Une prise en charge nutritionnelle et psychologique est également recommandée.
En cas de désir de grossesse, il est conseillé aux femmes atteintes de SOPK de consulter avant le début de la grossesse afin de mettre en place un suivi adapté et des mesures préventives dès le début.
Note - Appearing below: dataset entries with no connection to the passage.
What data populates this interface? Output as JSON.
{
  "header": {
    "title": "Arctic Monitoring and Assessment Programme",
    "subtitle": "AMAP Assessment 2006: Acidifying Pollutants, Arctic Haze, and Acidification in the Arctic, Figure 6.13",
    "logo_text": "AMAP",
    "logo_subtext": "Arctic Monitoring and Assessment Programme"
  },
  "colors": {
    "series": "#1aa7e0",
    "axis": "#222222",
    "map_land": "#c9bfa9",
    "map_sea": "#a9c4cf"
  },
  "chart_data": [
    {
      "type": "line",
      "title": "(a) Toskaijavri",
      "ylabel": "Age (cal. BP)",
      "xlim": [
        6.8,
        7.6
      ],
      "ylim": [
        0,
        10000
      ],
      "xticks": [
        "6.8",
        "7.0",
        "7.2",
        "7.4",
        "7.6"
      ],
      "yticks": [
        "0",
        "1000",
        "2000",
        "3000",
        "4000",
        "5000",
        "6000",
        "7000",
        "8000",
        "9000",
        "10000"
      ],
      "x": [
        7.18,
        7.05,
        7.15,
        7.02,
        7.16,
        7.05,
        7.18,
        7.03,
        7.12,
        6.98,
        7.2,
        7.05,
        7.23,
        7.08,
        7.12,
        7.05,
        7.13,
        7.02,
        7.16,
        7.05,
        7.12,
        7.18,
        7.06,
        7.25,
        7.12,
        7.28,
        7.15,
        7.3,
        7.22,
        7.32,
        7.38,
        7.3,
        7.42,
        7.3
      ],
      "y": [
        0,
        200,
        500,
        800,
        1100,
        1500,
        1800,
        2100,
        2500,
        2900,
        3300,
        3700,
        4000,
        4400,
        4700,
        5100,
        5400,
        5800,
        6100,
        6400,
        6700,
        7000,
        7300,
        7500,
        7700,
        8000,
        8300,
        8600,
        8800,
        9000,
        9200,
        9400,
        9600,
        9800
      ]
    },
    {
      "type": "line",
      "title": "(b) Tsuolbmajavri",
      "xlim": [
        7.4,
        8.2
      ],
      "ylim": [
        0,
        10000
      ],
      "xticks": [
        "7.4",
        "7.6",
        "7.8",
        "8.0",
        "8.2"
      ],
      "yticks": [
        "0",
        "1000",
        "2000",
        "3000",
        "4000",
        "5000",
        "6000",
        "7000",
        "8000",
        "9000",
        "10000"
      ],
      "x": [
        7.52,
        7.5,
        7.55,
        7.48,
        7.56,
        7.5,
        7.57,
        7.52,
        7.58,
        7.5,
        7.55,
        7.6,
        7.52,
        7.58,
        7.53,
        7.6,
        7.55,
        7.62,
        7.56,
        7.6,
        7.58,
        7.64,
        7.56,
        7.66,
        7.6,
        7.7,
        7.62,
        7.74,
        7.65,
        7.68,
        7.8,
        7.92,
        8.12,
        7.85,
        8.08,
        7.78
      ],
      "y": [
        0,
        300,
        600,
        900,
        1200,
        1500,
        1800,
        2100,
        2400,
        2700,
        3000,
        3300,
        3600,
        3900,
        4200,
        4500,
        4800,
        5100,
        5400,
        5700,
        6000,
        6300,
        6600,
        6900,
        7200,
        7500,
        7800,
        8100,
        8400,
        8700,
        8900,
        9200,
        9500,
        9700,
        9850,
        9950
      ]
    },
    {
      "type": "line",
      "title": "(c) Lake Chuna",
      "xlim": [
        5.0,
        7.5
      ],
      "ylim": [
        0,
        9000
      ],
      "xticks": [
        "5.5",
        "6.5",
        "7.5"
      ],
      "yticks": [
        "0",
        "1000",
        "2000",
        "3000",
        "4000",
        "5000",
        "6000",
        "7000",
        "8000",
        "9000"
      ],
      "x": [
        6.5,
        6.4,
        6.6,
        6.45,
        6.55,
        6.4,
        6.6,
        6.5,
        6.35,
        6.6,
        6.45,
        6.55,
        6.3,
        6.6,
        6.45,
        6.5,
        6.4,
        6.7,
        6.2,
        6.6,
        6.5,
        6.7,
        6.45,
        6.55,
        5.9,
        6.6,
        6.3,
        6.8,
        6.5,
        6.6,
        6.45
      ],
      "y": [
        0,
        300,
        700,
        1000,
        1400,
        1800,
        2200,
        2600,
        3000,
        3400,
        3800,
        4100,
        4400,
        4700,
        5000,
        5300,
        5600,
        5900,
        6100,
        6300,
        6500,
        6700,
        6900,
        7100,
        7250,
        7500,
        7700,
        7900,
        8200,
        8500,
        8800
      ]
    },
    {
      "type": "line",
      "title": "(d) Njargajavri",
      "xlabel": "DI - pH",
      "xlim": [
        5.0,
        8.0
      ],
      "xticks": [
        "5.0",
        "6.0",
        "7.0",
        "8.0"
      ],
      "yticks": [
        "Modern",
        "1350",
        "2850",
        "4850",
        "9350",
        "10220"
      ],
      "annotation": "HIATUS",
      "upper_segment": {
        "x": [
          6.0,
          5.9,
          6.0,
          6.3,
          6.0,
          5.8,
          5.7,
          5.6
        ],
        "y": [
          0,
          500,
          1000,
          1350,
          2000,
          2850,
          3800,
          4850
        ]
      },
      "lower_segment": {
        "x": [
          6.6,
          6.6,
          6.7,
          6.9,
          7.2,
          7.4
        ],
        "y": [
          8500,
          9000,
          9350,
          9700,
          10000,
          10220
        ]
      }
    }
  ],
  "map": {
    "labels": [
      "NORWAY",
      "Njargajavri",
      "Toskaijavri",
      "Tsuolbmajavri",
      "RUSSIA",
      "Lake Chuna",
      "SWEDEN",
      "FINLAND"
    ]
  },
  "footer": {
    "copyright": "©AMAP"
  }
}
Vos questions fréquemment posées
Le SOPK disparaît-il avec l’âge ?
Avec l’avancée en âge, les symptômes du SOPK ont tendance à s’atténuer. En effet, la ménopause s’accompagne d’une baisse des taux d’hormones sexuelles, ce qui améliore l’hyperandrogénie. Cependant, le risque de complications métaboliques persiste.
Quels sont les traitements naturels contre le SOPK ?
Certains traitements naturels peuvent être essayés en complément des mesures hygiéno-diététiques : phytothérapie à base de sauge ou d’actée à grappes noires, supplémentation en inositol ou acides gras oméga-3, aromathérapie à l’huile essentielle de sauge sclarée. Mais leur efficacité n’est pas prouvée scientifiquement.
Le SOPK peut-il récidiver après une grossesse ?
La grossesse n’est pas un traitement du SOPK. Suite à l’accouchement, les symptômes ont tendance à réapparaître, d’autant plus si la patiente reprend du poids. Un suivi régulier doit donc être poursuivi, avec si besoin une reprise du traitement.
Quels sont les conseils alimentaires en cas de SOPK ?
Il est recommandé de suivre une alimentation de type méditerranéen, riche en légumes, fruits, céréales complètes, protéines maigres et oméga-3. Il faut éviter les sucres rapides, les graisses saturées et l’alcool et fractionner les repas. Un apport calorique légèrement déficitaire facilite la perte de poids.
Le SOPK augmente-t-il le risque de fausse couche ?
Oui, le risque de fausse couche précoce est légèrement augmenté en cas de SOPK, probablement à cause des taux élevés d’androgènes. Il est donc important de bien équilibrer l’hyperandrogénie avant et pendant la grossesse pour optimiser ses chances.
Ce qu’il faut retenir
Le syndrome des ovaires polykystiques est une pathologie complexe aux complications multiples. Sa prise en charge doit être globale et pluridisciplinaire. Son diagnostic précoce permet la mise en place de mesures hygiéno-diététiques qui améliorent le pronostic métabolique et reproductif.